This morning you suggest that we should have a regular family Sunday meeting. To make a plan for the week. “A plan for what I want to achieve for meals and other jobs.” You want things that allow you to develop interests and feel like you are contributing to the family’s well being. A lot of what you need to do in a day should be oriented towards facilitating your recovery. A carefully planned day that allows you to work the parts of your brain and body that need the extra help and attention.
It has been suggested to us that you will need supervision while at home. Neither of us know what this means exactly. A lot of it has to do with the fact that the left neglect makes things unsafe for you. If constant home care is going to be a fact then we should make the most of the people power and use their time to keep you on track to sticking to a recovery plan. A plan with daily, weekly and monthly goals.
This can be a plan that extends to the whole family. Sunday can be a family goal setting time. As you talk about this I can’t believe my ears. The words ‘plan’ and ‘goals’ are music to my ears.
Slowly the thought is entering your mind. “Why me? Why did the stroke have to be so severe. There are all sorts of stroke survivors who suffer far less then this.” This is true, currently two of your three roommates are walking after their stroke. Of course you may not see their true losses as easily but all you know is how your loss feels. And it hurts.
“I just want to walk, to run, to play with the kids, to swim and bike. I just want my body back.” This is so hard to hear. It reminded me of the time Juanita and I talked on the phone shortly after she lost her first baby early in her pregnancy. We were all so excited about the new life in the family and Juanita wanted to be a mother more then anything. She said weeping over the phone “I just want my baby back.” Those words still tear at my heart when I think about them. Your words rip my heart out.
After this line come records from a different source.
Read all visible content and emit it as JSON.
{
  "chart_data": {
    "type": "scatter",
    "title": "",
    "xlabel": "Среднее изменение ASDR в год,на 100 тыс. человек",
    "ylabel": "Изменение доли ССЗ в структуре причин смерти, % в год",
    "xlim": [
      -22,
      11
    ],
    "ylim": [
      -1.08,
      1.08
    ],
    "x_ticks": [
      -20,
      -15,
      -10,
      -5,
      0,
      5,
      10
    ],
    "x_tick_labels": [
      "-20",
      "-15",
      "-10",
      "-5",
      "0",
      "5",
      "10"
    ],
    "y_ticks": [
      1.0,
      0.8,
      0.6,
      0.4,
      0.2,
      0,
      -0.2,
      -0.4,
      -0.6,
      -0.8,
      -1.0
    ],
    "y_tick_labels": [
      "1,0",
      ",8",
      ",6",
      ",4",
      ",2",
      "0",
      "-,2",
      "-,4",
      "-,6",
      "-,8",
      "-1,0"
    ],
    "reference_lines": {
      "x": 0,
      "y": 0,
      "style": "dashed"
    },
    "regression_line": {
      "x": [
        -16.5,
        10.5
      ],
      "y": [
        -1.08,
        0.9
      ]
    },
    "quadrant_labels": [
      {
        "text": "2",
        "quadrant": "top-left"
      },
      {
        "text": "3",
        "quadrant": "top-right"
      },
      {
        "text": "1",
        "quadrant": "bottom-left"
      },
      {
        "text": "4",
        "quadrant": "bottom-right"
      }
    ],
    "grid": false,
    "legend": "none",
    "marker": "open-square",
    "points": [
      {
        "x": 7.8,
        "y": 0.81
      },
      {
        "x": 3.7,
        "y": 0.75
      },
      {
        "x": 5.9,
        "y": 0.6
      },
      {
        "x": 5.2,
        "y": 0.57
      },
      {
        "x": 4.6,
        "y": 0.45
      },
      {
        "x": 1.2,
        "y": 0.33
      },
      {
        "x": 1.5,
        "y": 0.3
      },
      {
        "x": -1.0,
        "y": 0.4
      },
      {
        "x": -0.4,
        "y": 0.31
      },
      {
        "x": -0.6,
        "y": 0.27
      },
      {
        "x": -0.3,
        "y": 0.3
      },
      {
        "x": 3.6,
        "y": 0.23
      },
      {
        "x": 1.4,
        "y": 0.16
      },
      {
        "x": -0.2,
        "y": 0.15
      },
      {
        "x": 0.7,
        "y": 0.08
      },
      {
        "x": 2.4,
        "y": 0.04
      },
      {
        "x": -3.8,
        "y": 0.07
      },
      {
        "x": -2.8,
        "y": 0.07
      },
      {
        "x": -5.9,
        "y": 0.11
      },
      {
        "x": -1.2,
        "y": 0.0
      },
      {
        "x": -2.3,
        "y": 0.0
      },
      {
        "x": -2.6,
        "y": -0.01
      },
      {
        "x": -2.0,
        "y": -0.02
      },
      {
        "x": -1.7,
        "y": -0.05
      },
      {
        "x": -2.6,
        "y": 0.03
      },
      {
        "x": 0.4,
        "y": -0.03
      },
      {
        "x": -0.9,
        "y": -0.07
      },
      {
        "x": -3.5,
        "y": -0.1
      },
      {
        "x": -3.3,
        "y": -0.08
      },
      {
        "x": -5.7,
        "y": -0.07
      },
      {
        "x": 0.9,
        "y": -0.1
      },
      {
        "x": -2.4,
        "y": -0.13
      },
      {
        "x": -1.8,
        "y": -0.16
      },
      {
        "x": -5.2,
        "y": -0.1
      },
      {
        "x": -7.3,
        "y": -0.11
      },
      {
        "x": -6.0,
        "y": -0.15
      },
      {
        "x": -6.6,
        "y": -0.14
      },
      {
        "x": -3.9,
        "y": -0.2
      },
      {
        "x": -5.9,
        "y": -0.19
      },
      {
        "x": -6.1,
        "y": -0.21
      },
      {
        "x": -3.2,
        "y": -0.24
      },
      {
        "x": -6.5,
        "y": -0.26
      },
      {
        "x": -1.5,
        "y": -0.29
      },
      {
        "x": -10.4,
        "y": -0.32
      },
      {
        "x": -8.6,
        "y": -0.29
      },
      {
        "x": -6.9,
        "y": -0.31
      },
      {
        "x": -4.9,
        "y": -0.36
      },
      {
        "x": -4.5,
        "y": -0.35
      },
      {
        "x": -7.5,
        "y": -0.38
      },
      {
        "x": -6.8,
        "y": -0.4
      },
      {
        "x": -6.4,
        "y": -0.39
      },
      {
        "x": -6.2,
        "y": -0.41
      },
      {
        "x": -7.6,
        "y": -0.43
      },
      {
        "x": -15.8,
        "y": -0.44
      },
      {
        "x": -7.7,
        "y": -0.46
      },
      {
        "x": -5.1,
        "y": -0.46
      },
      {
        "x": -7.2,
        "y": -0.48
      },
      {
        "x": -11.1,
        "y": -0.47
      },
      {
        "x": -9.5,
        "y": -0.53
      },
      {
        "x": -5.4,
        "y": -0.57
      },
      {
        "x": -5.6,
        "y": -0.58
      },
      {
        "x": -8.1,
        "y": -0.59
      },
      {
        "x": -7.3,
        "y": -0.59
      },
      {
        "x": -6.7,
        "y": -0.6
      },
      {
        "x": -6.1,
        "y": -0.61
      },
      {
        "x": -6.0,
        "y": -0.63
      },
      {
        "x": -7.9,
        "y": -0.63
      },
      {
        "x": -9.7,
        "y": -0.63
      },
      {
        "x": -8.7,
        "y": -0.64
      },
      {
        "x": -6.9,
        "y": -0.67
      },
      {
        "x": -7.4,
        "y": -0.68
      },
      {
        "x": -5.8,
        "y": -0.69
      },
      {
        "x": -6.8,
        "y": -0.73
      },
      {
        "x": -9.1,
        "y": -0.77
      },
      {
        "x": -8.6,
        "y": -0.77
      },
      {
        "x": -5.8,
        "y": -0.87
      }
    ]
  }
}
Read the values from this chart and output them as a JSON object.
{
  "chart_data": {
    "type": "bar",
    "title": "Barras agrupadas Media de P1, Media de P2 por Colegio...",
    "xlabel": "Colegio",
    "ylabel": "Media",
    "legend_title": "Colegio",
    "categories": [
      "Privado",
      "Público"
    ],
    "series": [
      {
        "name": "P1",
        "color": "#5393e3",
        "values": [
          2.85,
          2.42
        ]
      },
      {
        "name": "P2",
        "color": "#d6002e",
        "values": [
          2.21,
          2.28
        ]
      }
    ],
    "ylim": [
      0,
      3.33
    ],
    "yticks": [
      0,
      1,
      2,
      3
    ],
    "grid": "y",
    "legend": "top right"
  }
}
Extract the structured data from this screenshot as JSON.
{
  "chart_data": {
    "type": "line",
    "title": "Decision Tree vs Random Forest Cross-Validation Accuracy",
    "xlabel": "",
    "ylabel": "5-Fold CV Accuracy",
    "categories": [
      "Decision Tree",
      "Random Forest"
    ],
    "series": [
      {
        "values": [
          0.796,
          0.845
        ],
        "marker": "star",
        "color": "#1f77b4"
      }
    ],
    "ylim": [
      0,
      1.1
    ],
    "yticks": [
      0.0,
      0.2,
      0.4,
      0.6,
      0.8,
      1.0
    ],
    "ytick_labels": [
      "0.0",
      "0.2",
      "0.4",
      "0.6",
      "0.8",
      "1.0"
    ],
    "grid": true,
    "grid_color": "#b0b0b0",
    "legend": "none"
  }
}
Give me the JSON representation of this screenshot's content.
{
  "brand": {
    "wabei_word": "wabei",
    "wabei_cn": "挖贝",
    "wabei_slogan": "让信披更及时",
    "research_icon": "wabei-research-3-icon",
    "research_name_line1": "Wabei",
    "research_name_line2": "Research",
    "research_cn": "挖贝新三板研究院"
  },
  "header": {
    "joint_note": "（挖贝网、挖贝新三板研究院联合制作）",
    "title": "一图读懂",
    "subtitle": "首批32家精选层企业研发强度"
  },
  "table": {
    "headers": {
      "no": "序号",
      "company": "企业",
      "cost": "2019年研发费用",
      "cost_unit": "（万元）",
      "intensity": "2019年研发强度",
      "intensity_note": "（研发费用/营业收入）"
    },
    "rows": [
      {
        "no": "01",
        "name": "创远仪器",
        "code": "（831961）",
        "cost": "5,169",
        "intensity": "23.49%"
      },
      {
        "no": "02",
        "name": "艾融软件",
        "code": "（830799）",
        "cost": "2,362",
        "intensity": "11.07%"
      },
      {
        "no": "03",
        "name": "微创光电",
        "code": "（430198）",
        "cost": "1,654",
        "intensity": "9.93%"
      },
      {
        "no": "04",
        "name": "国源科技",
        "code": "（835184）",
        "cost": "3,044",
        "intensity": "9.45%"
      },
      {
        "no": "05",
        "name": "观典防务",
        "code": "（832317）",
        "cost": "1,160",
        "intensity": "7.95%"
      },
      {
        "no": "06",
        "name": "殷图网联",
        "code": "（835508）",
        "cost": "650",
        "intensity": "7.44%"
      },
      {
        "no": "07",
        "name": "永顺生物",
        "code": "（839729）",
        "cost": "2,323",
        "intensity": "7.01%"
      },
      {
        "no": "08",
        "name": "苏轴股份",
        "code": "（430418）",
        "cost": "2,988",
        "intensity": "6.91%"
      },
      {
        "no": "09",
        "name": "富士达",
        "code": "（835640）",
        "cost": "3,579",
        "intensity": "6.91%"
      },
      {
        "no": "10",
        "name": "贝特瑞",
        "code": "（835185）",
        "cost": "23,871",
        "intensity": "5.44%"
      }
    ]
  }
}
In the afternoon, Martha came over for a little visit. While she spent time with you, I took the children for a swim. They had fun in the pool. It was a good weekend with all four of us under the same roof. But Sunday afternoon came and went too fast. I am beginning to dislike Sunday afternoons when we always part. I am looking forward to the Sunday where the afternoon flows to evening and evening to bedtime and we are still all together … under the same roof.
Earlier today, Quinn was counting days again. His part-time passion. He was counting days to Tara’s birthday and his birthday and to the Cabot Trail Relay race. Tonight, at bedtime, Quinn asks, “Is Daddy is going to be home in one month?” “Well, we don’t know for sure, but he will be home about then … maybe only three weeks!” Quinn pauses, smiles and says, “That’s only 21 days. That’s not much!”